Condi­tion 1 : un réfé­ren­tiel commun pour une légitimité

Un débat se doit d’être trian­gulé par des repères tiers, à savoir les prin­cipes fonda­teurs d’une démo­cra­tie. Sans cette réfé­rence, un débat devient un simple rapport de force, ouvert à toutes les sauva­ge­ries, alors même qu’il est censé incar­ner un lieu de mise en suspens des violences, pour construire une intel­li­gence collec­tive par la raison. Les prin­cipes ne sont pas assi­mi­lables à des valeurs (cultu­relles, sociales, reli­gieuses, …) qui, elles, varient d’une culture ou d’un milieu à l’autre. À la diffé­rence d’une va- leur, un prin­cipe n’est pas rela­tif ; il fonde une disci­pline, un système, une science. si je fais de la géomé­trie eucli­dienne, il y a des prin­cipes incon­tour­nables sans lesquels cette géomé­trie n’existe plus. De même, en démo­cra­tie, quatre prin­cipes (ndlr : l'autonomie, l'égalité, la liberté et la soli­da­rité) sont incon­tour­nables, pour que notre pensée et nos actions favo­risent une justice démo­cra­tique : est juste ce qui vaut pour NOUS TOUS, en lien avec les prin­cipes. si nous contre­di­sons ces prin­cipes, nous sortons d’une légi­ti­mité et vali­dité démo­cra­tiques. Les quatre prin­cipes fonda­teurs d’une pensée et d’une action démo­cra­tiques font système : ils ne peuvent être adop­tés sépa­ré­ment et doivent être en inter­ac­tion perma­nente. Ils consti­tuent, pris en carré, des repères de méthodes, un « gouver­nail » pour penser et agir ; ils proposent une mise à l’épreuve qui garan­tit une légi­ti­mité à ce que l’on formule : une légi­ti­mité éthique et poli­tique au sens noble du terme.

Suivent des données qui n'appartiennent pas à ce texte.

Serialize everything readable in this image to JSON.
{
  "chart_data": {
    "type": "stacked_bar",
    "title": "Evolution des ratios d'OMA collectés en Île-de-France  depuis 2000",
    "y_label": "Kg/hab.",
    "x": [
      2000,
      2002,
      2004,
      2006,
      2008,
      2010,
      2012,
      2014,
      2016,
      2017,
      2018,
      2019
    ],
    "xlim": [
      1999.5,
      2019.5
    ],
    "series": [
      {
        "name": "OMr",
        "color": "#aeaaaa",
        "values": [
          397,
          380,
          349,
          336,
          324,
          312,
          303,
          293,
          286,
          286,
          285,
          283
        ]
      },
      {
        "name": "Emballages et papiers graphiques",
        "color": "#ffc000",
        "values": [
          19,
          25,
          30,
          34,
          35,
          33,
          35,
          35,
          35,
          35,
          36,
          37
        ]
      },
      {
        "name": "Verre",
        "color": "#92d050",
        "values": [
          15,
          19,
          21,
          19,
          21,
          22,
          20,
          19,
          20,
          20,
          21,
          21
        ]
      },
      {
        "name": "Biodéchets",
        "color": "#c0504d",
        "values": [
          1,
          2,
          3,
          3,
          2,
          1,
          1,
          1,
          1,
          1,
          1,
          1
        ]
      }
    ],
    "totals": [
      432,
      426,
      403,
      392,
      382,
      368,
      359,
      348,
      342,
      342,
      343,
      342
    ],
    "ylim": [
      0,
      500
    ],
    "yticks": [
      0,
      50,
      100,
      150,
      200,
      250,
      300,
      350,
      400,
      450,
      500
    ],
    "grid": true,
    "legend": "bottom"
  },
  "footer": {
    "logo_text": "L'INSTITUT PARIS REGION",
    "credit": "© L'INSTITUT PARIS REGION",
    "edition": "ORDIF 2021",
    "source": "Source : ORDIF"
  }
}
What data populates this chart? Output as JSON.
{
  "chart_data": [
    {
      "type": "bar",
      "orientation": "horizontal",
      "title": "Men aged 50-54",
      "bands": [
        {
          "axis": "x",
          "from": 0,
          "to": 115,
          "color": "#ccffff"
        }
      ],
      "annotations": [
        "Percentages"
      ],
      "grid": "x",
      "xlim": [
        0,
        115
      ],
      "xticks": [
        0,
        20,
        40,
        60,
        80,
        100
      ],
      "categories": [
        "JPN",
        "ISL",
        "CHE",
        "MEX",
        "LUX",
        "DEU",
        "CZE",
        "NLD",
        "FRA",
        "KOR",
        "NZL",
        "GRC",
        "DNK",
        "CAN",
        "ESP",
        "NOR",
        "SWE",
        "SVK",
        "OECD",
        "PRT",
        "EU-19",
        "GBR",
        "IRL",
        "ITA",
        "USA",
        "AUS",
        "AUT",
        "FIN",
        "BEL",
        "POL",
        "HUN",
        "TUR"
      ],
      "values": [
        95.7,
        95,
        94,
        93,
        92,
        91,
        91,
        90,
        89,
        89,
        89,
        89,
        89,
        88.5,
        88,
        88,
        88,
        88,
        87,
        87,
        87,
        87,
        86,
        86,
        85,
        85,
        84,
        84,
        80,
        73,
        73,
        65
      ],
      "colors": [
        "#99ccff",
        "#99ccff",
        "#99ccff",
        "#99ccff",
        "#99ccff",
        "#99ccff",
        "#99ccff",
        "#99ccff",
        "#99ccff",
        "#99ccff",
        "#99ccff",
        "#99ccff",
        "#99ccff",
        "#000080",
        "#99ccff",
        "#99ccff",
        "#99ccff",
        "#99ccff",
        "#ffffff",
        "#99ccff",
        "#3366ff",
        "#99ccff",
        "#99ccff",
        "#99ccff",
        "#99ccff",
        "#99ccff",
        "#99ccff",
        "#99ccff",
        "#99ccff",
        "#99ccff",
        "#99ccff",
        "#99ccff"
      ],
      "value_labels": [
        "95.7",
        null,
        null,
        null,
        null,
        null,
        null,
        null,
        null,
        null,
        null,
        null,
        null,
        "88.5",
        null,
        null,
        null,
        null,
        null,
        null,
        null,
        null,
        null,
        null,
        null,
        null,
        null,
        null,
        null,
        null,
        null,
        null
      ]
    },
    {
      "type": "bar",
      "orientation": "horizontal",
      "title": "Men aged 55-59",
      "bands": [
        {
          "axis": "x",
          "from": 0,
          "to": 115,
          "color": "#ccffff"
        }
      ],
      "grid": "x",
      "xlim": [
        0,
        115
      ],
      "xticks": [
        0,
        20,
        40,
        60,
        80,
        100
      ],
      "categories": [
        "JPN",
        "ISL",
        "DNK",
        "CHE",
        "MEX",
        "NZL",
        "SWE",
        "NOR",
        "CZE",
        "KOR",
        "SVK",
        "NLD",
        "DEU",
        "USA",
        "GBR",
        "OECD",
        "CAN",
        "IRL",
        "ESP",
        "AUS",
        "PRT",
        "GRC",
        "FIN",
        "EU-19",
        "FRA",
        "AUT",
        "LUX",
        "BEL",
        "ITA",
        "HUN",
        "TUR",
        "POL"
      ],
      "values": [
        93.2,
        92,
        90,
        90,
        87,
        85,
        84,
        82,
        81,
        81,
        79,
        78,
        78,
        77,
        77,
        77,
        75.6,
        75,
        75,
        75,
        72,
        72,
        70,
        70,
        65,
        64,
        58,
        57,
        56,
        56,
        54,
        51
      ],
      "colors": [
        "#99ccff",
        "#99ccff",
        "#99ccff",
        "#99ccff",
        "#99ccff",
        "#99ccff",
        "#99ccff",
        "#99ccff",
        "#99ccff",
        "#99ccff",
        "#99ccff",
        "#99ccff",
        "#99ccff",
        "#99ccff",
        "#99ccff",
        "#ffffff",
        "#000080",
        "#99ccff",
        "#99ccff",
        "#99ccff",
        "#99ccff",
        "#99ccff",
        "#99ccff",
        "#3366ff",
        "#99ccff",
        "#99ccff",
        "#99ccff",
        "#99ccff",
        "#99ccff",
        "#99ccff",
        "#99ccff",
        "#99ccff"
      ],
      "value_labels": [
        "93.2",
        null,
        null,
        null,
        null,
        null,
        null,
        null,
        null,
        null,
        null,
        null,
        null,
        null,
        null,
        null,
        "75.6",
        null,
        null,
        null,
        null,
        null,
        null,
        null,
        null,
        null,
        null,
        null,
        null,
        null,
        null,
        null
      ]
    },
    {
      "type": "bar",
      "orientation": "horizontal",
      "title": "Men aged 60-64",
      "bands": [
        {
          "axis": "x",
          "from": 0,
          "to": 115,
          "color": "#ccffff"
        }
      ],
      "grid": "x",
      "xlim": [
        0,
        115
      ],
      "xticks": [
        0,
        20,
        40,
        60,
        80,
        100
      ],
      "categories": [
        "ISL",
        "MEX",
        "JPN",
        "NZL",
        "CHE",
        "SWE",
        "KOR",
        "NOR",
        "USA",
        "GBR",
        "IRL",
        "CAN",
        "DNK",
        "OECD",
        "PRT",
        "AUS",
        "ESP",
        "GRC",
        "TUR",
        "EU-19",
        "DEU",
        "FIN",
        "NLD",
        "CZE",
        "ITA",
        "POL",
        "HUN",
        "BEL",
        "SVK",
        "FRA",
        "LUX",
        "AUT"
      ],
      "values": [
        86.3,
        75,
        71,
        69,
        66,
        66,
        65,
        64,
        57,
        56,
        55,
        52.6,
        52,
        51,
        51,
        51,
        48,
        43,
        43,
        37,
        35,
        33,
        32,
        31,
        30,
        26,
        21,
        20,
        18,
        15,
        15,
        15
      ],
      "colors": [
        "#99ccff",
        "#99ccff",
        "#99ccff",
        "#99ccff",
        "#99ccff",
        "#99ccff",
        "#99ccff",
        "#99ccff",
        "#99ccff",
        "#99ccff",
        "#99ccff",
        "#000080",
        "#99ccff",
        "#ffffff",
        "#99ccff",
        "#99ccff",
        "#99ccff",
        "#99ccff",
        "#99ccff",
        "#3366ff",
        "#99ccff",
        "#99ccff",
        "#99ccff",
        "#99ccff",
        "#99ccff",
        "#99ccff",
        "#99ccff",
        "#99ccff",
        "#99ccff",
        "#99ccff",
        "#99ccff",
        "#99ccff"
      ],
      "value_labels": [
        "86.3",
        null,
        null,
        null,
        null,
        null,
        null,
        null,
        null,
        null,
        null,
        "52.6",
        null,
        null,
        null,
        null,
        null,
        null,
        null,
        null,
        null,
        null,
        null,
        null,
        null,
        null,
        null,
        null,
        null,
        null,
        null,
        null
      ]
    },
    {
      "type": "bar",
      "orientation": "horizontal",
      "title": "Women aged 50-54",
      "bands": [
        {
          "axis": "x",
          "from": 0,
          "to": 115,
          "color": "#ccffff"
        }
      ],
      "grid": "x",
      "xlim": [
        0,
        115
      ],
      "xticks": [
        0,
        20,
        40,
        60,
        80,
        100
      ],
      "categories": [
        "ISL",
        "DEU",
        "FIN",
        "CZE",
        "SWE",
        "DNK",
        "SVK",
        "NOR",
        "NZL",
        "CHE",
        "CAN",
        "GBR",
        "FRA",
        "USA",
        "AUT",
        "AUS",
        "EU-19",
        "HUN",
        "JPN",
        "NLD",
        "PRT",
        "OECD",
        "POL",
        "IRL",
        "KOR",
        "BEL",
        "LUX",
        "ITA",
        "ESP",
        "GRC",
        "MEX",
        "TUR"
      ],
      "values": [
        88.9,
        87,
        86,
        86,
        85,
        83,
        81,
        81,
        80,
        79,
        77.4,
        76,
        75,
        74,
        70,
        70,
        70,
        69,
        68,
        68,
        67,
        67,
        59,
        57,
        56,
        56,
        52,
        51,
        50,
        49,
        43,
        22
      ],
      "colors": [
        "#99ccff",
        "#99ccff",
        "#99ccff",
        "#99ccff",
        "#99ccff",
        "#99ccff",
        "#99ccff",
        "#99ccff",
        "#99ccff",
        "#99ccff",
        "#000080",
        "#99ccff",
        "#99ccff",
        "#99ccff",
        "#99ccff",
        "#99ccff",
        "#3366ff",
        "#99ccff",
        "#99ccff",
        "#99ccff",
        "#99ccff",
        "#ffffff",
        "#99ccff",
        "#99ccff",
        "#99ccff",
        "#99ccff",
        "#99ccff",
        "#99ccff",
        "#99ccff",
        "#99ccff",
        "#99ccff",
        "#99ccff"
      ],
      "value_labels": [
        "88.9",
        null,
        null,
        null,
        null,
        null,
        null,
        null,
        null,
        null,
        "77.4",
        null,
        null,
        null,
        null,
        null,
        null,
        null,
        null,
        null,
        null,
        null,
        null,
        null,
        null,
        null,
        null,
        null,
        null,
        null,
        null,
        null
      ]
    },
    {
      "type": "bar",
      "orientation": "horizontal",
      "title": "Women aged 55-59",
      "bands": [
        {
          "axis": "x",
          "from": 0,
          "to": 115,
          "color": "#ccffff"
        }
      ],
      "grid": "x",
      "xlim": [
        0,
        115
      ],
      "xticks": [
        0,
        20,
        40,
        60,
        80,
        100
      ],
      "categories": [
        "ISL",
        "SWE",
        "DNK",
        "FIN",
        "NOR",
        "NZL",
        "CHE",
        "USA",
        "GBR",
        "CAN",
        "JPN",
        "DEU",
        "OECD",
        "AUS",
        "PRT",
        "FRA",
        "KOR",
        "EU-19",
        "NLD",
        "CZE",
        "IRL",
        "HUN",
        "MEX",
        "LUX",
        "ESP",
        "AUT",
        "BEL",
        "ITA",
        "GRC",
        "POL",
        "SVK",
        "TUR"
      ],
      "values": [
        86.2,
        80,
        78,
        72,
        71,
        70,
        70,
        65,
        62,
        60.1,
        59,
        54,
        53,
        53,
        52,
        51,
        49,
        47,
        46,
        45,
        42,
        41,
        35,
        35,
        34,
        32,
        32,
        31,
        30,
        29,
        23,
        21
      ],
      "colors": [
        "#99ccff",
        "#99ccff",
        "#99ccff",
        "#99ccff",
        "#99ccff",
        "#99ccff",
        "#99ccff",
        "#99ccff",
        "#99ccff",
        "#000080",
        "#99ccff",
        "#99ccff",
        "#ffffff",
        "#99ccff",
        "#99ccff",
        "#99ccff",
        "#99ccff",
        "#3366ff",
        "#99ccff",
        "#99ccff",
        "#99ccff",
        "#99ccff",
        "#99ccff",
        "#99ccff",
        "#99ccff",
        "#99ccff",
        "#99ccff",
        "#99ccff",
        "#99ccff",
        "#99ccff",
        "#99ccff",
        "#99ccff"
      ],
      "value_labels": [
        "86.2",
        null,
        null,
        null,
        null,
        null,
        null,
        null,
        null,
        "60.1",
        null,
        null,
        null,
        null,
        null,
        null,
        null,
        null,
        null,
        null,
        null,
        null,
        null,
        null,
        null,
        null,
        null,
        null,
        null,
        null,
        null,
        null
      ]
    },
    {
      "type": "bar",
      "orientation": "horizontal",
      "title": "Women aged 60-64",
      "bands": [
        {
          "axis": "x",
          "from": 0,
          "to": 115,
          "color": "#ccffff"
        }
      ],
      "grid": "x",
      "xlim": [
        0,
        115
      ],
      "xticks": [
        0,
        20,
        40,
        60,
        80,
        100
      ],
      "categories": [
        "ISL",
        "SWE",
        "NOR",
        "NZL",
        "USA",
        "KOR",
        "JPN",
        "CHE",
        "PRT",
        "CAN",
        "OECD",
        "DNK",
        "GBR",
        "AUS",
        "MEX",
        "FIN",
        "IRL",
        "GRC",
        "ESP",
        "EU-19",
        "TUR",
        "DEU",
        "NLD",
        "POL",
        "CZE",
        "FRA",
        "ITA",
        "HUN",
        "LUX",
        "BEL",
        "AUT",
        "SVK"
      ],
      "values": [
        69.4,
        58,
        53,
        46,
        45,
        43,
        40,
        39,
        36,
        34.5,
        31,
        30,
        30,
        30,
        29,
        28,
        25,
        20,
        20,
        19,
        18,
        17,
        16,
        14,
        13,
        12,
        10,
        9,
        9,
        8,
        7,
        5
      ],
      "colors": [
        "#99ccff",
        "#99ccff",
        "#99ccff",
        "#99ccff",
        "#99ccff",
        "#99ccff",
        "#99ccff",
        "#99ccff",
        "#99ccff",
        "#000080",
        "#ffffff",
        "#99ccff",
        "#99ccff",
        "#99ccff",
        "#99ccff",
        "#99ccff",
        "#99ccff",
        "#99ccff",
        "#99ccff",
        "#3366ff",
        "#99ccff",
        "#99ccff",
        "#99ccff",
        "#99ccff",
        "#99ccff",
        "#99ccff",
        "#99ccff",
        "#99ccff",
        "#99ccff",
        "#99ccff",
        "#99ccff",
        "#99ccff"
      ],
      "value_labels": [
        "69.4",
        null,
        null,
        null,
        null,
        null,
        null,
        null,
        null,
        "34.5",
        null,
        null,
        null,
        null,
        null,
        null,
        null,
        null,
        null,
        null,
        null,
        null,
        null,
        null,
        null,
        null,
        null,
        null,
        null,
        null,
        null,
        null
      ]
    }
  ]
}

Condi­tion 2 : des actes de parole coopé­ra­tifs et non compétitifs

Le philo­sophe alle­mand Jurgen Haber­mas parle de déli­bé­ra­tion démo­cra­tique et non de débat. Parler, c’est agir, c’est poser un acte qui a des effets. Parler, c’est donc s’engager et prendre une respon­sa­bi­lité. Pour Haber­mas, en démo­cra­tie, lorsque l’on entre dans une déli­bé­ra­tion argu­men­tée, il est impor­tant de poser des actes de parole qui traitent l’autre comme un sujet égal à soi et non comme un objet ; des actes de parole qui fassent avan­cer l’intelligence commune (par exemple « refor­mu­ler », « ques­tion­ner » – actes coopé­ra­tifs – plutôt que « persi­fler », « humi­lier »- actes compé­ti­tifs…). Lorsque l’on parle, l’on peut consi­dé­rer l’autre comme une proie à séduire, un objet à soumettre à sa volonté…« Viens ! » peut être une suppli­ca­tion qui touche et qui émeut, ou un ordre qui humi­lie, ou une injonc­tion qui séduit et charme… Nous ne sommes cepen­dant pas toujours conscients des actes de parole que nous posons ou bien les autres les comprennent autre­ment : il s’agit en consé­quence d’être vigi­lants à l’égard des énon­cia­tions et de ne pas accu­ser les énon­cia­teurs. La métho­do­lo­gie propo­sée par Haber­mas consiste à ques­tion­ner réci­pro­que­ment et régu­liè­re­ment les actes de paroles posés par les uns et les autres, pour en évaluer la perti­nence dans la construc­tion d’une déli­bé­ra­tion collec­tive ; et s’encourager à en poser d’autres, s’ils ne sont pas coopé­ra­tifs. Cette atti­tude implique d’entrer dans une déli­bé­ra­tion avec des personnes dont nous pensons qu’à l’horizon, la construc­tion d’un consen­sus est possible avec elles. Le débat argu­menté est donc un registre citoyen qui regarde vers le consen­sus, qui relie. Déli­bé­rer avec d’autres implique un mini­mum de confiance. L’on ne débat pas avec n’importe qui, d’autant qu’il existe d’autres registres citoyens, dont la lutte, la résistance….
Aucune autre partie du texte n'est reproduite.